The daughter and the Good Samaritan drove the resident back to the nursing home facility. According to the daughter, the resident’s nurse had seen him earlier in the day with a suitcase, but no one at the facility knew that the resident was missing. The Good Samaritan stated he was “driving along the busy 6-lane highway and observed an older gentleman, [the resident], standing at the corner of a major intersection…. He was talking to himself and pointing in different directions.” The Good Samaritan explained [the resident’s] behavior was so unusual that he continued to observe him and was alarmed when he stepped off the curb and crossed the intersection through the flow of on-coming traffic. He said that “[the resident] waved his hat at the cars to stop them as he crossed the 6-lane road.”

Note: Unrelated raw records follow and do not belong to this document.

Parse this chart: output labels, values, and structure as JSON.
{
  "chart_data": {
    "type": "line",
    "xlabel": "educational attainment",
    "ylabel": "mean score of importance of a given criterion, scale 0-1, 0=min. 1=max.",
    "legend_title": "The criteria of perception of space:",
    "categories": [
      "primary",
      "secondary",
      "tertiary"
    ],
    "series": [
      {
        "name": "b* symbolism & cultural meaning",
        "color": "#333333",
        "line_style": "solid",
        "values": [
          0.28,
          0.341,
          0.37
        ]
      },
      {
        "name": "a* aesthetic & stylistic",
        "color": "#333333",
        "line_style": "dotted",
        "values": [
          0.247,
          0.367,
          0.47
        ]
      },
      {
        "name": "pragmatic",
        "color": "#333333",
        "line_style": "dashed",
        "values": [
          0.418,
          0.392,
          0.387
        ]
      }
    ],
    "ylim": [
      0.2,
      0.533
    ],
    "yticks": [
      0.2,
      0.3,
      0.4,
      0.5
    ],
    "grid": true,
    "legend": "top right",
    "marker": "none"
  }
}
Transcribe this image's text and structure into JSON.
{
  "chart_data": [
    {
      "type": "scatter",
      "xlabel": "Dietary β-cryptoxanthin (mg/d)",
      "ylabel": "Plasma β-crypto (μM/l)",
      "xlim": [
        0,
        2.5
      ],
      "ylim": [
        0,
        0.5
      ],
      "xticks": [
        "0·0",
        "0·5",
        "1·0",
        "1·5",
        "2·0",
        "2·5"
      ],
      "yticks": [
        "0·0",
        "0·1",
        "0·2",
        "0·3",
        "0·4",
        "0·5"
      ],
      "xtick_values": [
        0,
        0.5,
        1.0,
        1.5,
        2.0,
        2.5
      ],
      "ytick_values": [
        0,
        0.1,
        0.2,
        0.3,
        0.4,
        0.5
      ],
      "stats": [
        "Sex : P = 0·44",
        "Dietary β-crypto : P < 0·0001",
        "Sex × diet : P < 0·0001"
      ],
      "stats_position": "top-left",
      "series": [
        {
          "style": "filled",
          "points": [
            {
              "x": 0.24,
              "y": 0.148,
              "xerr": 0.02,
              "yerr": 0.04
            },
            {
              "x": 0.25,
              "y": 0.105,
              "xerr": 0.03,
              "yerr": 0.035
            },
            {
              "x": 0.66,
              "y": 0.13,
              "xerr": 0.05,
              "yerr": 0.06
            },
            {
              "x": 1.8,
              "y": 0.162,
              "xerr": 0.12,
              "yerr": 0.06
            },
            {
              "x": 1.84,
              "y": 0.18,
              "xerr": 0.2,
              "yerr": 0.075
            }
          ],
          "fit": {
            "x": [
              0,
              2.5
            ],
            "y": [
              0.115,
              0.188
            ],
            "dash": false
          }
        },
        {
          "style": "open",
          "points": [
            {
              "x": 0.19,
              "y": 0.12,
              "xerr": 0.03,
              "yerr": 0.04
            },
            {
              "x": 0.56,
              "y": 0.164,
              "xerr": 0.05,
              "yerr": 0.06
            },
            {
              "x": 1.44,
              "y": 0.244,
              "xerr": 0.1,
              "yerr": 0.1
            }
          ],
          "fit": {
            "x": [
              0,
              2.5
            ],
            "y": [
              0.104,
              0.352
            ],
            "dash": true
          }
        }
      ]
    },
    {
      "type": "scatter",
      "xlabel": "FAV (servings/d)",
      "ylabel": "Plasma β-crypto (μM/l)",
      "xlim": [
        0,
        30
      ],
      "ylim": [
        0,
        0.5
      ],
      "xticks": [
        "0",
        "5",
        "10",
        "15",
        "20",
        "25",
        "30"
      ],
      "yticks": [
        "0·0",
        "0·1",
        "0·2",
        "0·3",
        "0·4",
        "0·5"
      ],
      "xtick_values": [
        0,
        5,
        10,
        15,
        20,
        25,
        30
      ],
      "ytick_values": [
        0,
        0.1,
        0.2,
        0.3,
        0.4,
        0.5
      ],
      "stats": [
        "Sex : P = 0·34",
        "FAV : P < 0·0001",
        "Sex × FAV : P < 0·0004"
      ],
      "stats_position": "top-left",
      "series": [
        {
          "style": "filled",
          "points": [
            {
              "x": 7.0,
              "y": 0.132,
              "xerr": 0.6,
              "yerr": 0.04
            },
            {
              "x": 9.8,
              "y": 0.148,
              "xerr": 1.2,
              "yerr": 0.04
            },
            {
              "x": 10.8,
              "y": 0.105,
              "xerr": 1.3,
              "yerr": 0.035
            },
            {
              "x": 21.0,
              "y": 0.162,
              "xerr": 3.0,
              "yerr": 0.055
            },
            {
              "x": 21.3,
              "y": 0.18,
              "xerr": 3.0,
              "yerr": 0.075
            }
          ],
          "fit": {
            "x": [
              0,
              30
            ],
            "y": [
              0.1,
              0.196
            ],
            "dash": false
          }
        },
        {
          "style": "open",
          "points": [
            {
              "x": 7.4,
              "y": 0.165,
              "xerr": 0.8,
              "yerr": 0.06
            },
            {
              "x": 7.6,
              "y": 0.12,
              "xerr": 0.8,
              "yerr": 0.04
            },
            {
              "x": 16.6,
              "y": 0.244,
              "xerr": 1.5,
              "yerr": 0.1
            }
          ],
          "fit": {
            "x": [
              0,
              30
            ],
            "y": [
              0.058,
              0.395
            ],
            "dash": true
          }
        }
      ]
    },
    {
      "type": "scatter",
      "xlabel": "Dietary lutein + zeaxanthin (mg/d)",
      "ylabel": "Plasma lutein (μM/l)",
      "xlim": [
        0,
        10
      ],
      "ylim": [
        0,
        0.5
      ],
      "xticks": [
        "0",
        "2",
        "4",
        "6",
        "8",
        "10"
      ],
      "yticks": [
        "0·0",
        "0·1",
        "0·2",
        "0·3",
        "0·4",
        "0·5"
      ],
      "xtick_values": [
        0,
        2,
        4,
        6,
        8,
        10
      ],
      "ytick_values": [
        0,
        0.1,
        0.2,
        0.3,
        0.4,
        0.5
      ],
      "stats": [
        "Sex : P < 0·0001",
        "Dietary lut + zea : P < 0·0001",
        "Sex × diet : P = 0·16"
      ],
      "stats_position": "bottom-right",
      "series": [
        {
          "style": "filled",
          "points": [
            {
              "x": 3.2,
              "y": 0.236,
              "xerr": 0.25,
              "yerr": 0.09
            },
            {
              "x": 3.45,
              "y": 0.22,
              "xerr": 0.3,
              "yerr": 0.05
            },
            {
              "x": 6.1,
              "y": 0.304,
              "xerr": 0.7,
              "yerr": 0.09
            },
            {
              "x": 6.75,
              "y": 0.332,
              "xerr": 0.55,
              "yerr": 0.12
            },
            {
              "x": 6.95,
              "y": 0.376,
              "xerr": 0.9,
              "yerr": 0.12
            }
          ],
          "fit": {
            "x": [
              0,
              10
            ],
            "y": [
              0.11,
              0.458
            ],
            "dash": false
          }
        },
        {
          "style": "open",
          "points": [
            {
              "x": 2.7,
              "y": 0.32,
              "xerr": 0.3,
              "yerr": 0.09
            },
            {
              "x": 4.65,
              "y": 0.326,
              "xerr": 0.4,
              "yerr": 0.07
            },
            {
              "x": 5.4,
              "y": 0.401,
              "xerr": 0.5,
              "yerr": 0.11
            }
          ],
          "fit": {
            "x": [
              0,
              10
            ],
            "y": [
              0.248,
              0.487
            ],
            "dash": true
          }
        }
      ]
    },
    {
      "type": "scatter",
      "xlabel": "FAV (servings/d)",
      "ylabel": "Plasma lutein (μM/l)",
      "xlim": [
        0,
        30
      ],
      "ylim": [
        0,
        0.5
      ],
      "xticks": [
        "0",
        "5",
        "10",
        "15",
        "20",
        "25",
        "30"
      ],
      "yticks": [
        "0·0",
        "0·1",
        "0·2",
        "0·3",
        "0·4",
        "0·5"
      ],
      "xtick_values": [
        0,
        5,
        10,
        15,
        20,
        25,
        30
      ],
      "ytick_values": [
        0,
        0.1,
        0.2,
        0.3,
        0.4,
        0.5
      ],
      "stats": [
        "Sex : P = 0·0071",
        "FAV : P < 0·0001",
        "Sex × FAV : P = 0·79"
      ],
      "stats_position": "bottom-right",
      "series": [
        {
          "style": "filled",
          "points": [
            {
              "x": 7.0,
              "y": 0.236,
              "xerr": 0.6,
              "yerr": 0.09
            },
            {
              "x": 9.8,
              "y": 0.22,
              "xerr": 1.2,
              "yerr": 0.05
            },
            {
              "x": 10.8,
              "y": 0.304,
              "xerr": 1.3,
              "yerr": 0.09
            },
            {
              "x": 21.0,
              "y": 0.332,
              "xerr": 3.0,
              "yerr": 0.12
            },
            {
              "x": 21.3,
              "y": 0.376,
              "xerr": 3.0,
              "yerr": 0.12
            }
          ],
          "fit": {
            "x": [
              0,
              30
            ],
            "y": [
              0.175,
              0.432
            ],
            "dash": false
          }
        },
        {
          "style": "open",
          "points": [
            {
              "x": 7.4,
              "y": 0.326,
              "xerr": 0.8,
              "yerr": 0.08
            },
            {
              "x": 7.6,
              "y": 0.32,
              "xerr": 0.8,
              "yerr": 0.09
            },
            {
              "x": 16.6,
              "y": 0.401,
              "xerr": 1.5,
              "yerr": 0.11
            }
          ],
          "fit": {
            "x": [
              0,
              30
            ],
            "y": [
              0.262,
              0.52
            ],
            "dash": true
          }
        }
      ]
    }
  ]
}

The Good Samaritan drove past the resident and pulled into the driveway of a business as the resident continued to walk along the sidewalk with his suitcase. He got out of his car, approached the resident, and asked if he was alright. The resident informed him that he was just released from the hospital and did not have a ride home. The resident did not have any identification with him but was able to provide his home address. The Good Samaritan drove the older man to his daughter’s home approximately 20 minutes away and told her he found her father wandering across a busy intersection. The resident did not want to return to the facility and resisted the daughter’s attempts to return him to the facility, so the Good Samaritan offered to drive them both in his car.

The state investigator reviewed the security footage from the facility and found the resident leaving through the therapy gym door with a rolling suitcase at 1:53 pm. The footage also showed that two Certified Nursing Assistants (CNAs) were at the door at this time. One was coming inside, while the other CNA was carrying a large box outside. The CNA coming inside held the door open for the resident and the other CNA. The resident walked outside and out of camera view. In a later interview, the CNA who opened the door said that she “was not aware the man was a new resident in the facility,” and that “at the end of her shift she was not aware there was a missing resident.”

When the surveyor retraced the resident’s likely elopement route, they found a number of dangerous environments that the resident passed through before being found by the Good Samaritan.

Along the elopement route, [the resident] crossed 9 side streets and 17 driveways for businesses such as large retail stores, medical buildings and strip malls. The sidewalk had areas of uneven, cracked and broken pavement, and there were drainage ditches adjacent to the sidewalk…. Some intersections had raised and sloping sidewalks due to drainage structures underneath, creating a steep drop off to the adjacent highway. The heavily trafficked intersections and busy driveways were challenging to navigate as motor vehicles turned on red lights, and on 2 occasions [cars] did not stop before driving across the sidewalk and turned onto the main highway. During the 30-minute journey, the surveyors heard occasional horns and sirens of emergency vehicles in addition to the continuous noise of heavy traffic along the 1.2 mile elopement route.

The resident had been assessed as a elopement risk, so the facility created a care plan for elopement the afternoon the resident was admitted. The CNA who opened the door “did not follow the protocol” she should have, according to the facility’s Director of Nursing (DON). The DON clarified that new residents should be checked on every 30-45 minutes, rather than the planned every two hours, and that all staff should verify the identity of anyone who was leaving the facility. The DON and nursing home Administrator both said they “determined the root cause of [the resident’s] elopement was multiple employees made poor decisions.”